Photo by Alexander Shatov on Unsplash
Spotify is eliminating about 1,500 jobs, or about 17% of its workforce, in its third round of layoffs this year as the music streaming giant looks to become “both productive and efficient.”
In a note to employees Monday, Spotify founder and chief executive Daniel Ek said right-sizing the workforce is crucial for the company to face the “challenges ahead.”
He cited the slow economic growth and rising capital costs among reasons for the job cuts, saying the firm took advantage of lower-cost capital in 2020 and 2021 to invest significantly in the business.
“I recognize this will impact a number of individuals who have made valuable contributions. To be blunt, many smart, talented and hard-working people will be departing us,” he wrote in the note, which the company later published on the blog.
Spotify employs about 8,800 people and will notify those impacted later in the day. The new wave of layoff follows Spotify cutting about 6% jobs in June this year and another few hundred employees in January.
Spotify reported strong user growth with a notable rise in monthly active users as well as paid customers in the most recent quarter.
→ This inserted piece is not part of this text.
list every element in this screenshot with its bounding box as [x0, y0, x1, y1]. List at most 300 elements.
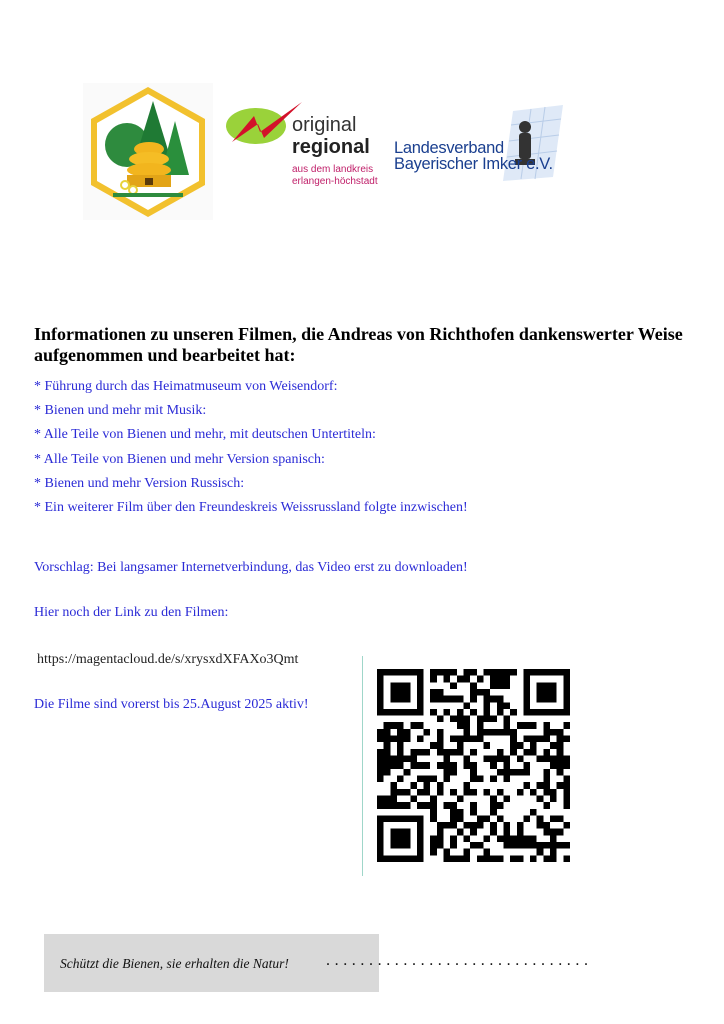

It also exceeded Wall Street’s expectations on operating income, and its guidance for the fourth quarter suggests a continuation of this positive trend.
But despite overall strength in user and subscriber numbers, and management’s assertion that every region exceeded expectations, growth in North American premium subscribers was only modest quarter-over-quarter. There was also a slight year-over-year decline in third-quarter premium average revenue per user (ARPU), with fourth-quarter forecasts suggesting ongoing challenges due to shifts in geographical and product mix.